Avec la collaboration du Unité de recherche Jurisprudence 
La justice est lente. Cette lenteur est d’autant plus rédhibitoire lorsque nous sommes en présence du contentieux d’entreprises en difficultés économiques. L’arrêt n°82663.2019, rendu par la cour de cassation le 12/02/2020, est très révélateur en ce sens.
Une demande de redressement judiciaire commuée en faillite après une période d’observation qui aura duré 5 années, et la décision prise d’étendre, quasi-automatiquement, cette faillite au dirigeant considéré comme seul responsable de la totalité des dettes sociales.
La cour semble, par sa cassation de la décision d’appel, faire face au lourd dilemme du choix entre redressement et faillite.

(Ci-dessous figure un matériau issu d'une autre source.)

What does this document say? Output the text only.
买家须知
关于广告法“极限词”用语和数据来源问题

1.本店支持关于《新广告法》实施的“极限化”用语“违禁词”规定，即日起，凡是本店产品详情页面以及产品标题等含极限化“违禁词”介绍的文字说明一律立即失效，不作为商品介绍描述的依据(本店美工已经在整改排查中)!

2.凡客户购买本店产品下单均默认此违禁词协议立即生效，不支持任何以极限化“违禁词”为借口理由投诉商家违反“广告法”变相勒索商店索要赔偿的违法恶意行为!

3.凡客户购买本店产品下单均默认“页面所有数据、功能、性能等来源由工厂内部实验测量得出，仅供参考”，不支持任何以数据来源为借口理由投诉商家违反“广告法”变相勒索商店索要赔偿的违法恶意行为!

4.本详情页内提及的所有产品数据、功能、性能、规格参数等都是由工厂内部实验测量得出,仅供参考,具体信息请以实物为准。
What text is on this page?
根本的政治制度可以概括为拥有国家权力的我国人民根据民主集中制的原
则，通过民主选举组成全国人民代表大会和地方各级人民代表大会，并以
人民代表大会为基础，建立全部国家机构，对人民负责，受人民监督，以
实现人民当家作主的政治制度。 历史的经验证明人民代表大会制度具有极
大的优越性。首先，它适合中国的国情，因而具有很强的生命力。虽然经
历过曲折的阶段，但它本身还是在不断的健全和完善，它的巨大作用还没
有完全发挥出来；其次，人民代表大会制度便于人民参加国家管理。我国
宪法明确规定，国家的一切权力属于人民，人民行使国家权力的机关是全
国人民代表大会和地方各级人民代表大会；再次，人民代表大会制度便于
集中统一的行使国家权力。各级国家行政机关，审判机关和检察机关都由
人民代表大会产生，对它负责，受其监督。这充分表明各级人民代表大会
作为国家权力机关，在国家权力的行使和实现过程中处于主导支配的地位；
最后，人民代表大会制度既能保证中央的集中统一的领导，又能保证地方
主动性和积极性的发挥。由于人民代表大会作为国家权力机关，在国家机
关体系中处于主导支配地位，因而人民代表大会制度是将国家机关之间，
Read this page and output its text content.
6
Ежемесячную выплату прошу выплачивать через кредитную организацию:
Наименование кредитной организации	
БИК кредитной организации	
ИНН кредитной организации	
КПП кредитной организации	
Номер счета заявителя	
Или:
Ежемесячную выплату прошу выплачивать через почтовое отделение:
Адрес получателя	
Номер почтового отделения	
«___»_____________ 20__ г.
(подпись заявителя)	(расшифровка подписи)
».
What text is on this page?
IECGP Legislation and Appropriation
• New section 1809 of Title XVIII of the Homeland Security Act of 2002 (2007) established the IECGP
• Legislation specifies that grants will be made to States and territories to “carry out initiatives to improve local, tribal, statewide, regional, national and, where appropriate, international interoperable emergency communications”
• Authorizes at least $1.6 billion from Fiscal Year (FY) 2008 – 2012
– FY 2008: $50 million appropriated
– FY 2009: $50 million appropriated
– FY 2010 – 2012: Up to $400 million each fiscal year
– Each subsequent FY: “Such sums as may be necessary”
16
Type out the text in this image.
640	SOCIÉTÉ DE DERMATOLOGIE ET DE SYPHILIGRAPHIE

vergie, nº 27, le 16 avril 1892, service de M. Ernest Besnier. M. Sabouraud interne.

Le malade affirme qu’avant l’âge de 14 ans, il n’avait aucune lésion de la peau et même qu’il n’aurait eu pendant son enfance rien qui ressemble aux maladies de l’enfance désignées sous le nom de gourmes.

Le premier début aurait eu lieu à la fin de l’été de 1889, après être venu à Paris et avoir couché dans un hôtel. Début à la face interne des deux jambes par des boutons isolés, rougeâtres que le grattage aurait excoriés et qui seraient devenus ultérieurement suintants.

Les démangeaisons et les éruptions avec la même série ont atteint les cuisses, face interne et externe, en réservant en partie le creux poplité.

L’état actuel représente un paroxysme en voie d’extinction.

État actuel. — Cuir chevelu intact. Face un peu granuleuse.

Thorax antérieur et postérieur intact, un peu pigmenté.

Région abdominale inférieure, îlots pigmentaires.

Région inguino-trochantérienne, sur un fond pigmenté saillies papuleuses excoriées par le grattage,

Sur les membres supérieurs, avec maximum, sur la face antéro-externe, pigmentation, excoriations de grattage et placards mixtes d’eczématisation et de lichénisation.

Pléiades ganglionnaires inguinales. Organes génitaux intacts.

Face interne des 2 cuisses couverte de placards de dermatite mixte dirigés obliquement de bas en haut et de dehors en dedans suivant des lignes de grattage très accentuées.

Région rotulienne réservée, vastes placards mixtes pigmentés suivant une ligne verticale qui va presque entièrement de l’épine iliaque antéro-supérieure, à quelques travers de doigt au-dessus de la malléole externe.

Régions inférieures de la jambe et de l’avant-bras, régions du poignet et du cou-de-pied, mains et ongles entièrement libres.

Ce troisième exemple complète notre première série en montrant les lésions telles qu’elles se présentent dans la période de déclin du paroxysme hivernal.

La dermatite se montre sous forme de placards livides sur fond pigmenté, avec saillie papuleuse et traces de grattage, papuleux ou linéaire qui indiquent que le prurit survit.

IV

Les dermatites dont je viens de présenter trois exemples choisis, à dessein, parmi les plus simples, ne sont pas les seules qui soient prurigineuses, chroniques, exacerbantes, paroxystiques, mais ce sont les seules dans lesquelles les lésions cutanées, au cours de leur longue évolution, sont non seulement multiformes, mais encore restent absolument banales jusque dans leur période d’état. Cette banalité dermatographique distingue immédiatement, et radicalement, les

Outre le fait d’avoir interprété les dispositions transitoires de l’article 15 de la loi n°36 du 29 avril 2016 sur les procédures collectives et d’avoir désigné cette nouvelle loi comme applicable à la faillite à la place de l’ancienne loi n°34 du 17 avril 1995, la cour a confirmé que la faillite était bien la seule solution possible au cas d’espèce.
A une époque ou nous pensions être celle de la « la faillite de la faillite », la balance semble pourtant pencher, de plus en plus dans plusieurs décisions récentes, vers celle-ci.
Sommes-nous à l’orée d’un courant jurisprudentiel plus répressif en matière d’entreprises en difficulté ? Le juge tunisien est-il en train de ressusciter la faillite-sanction ou est-ce une jurisprudence liée plus restrictivement à une conjoncture de crise ?.